During the Hunger Banquet, students received an assigned character as they entered with a designated social "class" (upper, middle, or lower), and they could text a number to read the story behind their character. All of these stories were based on actual events. During the event, Anderson and Lauzon highlighted statistics related to poverty around the world. In addition, the simulation involved role playing in which students' “stories” allowed them to “rise” to the middle class or move to the lower class. These changes in socioeconomic status were sometimes due to changes in employment in which simulated corporations cut their jobs. Also, some characters experienced natural disasters that destroyed agricultural assets.
Student Lindsey Nichols said, "I started as middle class in the banquet, but I was moved to lower class because all of my crops died. So I didn't have income. It was shocking how quickly things could change!" Through the role playing, students got a better understanding of the complex dynamics of poverty.

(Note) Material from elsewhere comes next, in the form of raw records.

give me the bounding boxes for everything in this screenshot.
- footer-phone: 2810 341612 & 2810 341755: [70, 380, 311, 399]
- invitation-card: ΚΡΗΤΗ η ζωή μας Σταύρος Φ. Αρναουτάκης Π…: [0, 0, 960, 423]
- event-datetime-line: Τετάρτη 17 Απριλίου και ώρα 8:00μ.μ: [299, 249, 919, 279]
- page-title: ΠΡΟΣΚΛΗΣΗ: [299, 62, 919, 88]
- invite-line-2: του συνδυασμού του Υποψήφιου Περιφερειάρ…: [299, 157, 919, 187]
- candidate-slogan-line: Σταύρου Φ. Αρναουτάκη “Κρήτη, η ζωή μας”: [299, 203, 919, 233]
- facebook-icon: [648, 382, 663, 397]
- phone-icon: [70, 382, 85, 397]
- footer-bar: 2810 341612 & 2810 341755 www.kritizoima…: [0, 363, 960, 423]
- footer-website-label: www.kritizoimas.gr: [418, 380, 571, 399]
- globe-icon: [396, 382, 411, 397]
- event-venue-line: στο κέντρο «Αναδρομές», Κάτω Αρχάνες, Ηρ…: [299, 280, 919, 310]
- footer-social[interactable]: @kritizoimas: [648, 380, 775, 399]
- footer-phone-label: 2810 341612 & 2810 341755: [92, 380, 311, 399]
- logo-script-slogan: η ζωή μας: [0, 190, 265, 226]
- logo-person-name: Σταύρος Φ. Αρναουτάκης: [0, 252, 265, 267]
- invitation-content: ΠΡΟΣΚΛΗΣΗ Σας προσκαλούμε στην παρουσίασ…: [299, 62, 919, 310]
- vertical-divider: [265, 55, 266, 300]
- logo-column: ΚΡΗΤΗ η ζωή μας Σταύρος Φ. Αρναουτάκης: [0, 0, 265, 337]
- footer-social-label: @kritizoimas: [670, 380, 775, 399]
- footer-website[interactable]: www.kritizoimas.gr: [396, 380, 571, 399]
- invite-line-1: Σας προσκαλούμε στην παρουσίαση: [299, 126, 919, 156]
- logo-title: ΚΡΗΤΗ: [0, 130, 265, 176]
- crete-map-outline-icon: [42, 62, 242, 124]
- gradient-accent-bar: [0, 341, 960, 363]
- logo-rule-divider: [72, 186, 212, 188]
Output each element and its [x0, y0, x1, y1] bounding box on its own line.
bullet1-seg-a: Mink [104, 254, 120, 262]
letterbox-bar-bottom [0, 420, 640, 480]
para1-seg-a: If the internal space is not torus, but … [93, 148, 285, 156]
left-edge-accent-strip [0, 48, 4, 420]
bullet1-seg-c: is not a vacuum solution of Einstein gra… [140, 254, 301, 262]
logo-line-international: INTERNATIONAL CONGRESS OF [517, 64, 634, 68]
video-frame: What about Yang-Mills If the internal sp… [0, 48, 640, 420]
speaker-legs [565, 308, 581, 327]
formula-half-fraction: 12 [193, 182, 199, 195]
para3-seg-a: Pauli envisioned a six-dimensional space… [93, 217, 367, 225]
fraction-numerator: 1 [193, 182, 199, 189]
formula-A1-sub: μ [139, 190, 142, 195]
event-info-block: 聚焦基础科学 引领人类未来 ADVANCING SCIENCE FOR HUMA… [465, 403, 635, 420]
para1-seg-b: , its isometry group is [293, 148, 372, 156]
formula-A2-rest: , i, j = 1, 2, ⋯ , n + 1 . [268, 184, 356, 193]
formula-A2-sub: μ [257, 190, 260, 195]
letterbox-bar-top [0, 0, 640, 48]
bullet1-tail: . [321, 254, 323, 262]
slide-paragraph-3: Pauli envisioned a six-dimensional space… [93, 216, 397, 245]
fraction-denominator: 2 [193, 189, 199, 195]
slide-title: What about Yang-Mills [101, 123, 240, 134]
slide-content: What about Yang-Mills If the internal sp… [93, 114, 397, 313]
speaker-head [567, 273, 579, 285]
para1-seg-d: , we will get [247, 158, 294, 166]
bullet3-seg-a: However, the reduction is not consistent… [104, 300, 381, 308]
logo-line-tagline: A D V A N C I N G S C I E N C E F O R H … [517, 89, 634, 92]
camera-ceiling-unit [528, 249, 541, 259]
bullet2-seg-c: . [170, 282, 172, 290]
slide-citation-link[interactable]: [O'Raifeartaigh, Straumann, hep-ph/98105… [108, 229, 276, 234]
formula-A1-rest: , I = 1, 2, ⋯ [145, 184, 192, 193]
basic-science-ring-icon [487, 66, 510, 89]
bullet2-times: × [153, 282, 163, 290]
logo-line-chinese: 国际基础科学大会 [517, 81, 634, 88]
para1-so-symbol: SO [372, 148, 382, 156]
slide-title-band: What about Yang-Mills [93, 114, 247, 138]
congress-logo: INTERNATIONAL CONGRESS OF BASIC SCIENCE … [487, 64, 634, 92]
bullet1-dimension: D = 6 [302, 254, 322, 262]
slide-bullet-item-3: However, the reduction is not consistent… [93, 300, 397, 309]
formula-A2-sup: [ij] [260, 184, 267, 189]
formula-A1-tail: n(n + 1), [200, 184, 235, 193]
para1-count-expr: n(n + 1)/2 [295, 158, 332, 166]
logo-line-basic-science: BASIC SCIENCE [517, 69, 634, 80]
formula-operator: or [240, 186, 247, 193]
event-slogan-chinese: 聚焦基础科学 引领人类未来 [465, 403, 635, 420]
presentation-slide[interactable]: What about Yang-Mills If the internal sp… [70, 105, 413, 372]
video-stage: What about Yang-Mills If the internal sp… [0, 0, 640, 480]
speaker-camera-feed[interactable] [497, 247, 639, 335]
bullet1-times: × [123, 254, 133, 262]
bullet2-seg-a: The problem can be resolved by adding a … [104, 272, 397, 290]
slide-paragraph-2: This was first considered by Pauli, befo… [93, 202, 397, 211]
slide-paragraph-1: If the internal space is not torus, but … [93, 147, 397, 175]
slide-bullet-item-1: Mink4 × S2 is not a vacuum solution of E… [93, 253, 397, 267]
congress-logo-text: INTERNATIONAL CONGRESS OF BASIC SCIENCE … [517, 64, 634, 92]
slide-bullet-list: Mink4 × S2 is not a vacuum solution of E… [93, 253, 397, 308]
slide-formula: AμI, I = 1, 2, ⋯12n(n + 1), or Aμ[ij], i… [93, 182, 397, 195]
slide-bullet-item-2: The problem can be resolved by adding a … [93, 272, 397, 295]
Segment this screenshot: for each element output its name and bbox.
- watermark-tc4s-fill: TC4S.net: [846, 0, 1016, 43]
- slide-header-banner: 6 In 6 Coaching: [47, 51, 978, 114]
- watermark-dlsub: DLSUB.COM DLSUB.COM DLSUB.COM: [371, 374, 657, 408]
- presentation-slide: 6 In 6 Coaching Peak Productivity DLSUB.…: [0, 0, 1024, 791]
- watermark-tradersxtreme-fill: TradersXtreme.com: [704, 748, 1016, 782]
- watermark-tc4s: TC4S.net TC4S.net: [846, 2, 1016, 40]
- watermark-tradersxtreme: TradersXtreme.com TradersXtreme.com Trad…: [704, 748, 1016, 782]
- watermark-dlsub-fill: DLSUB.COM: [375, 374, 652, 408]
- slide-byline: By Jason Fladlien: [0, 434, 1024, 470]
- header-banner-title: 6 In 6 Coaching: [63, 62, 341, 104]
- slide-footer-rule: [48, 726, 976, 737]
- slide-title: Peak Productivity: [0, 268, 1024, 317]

The event culminated with a banquet, but not a traditional feast. The “upper class group” got cake and soda, the “middle class” received only bottles of water and packs of crackers, and the “lower class” (which was the largest) had to share a pitcher of water and one box of saltines. The most interesting part of the event was seeing how the upper class groups never offered to share with the other groups.
"What shocked me most was learning that women are more likely to be in poverty than men, and that wealth greatly affects your life expectancy," said student Lindsey Nichols.
“This event has opened my eyes to recognize that there is a problem and encouraged me to educate myself in order to help eradicate hunger and the separation of people by social class,” noted student Clavaria Jefferys.
The Hunger Banquet engaged students in an immersive experience, and it also gave them a chance to think about how they can be agents for change in our communities.